HeadlinesBriefing favicon HeadlinesBriefing.com

OpenAI's MRC Protocol Revolutionizes 131K-GPU Network Design

Towards Data Science •
×

OpenAI and partners have deployed a radical networking protocol called MRC across their 131,000-GPU training infrastructure, challenging three decades of data center networking consensus. The Multipath Reliable Connection protocol, released through the Open Compute Project, eliminates traditional Layer 3 routing entirely—no OSPF, BGP, or dynamic forwarding state exists in the fabric.

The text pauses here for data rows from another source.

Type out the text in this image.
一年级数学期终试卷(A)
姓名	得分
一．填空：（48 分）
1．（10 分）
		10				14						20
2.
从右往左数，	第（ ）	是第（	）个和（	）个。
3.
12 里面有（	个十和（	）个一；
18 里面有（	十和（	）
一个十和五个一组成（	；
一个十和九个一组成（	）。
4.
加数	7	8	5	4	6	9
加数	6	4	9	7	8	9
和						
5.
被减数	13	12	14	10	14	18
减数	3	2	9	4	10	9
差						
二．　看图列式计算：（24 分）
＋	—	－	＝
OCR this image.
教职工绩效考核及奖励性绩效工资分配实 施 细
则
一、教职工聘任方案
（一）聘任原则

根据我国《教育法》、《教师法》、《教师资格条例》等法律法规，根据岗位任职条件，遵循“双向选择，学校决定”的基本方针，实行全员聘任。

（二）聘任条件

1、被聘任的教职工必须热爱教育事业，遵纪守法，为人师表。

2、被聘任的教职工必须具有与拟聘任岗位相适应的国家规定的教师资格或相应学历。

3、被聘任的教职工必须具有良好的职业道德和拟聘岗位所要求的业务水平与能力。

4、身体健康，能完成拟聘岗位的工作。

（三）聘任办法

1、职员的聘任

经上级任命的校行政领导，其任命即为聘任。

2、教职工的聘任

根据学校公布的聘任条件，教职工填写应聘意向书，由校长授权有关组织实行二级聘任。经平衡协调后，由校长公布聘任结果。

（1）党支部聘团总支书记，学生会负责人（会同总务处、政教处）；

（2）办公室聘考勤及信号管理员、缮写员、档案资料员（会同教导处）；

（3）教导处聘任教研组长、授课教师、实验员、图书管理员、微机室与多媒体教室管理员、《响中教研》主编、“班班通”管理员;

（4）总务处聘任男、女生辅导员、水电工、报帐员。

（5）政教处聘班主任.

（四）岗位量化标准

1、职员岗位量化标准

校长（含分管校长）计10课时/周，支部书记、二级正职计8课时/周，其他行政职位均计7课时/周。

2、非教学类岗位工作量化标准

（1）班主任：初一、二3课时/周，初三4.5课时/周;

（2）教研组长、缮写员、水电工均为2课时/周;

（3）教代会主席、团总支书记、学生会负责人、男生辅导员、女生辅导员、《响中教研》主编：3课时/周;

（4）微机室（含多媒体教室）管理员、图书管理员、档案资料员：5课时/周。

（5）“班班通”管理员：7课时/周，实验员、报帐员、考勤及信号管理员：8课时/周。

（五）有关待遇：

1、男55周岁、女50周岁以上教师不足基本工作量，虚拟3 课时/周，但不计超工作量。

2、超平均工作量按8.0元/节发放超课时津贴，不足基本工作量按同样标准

Traditional networks route each connection through a single path, creating bottlenecks when links fail. MRC instead splits each 800 Gb/s NIC into eight 100 Gb/s links across independent network planes, spraying packets randomly across hundreds of paths. This approach tolerates packet loss deliberately, with intelligent retransmission handling. The design emerged from necessity: at 100,000+ GPU scale, a single straggler can stall an entire training step, costing roughly $300,000 per hour in compute expenses.

The multi-plane architecture reduces a conventional three-tier network to just two tiers while supporting more than double the GPUs with fewer switches and optics. Each plane operates independently, so link failures affect only 0.4% of bandwidth rather than 3%. This eliminates the failure cascades that would crash traditional training jobs when optical transceivers glitch across thousands of links.

MRC's counterintuitive decisions—accepting loss, abandoning deterministic routing, eliminating control planes—work because they address the fundamental problem of tail latency at extreme scale. For infrastructure teams building next-generation AI clusters, MRC demonstrates that conventional networking wisdom breaks down when coordinating hundreds of thousands of GPUs.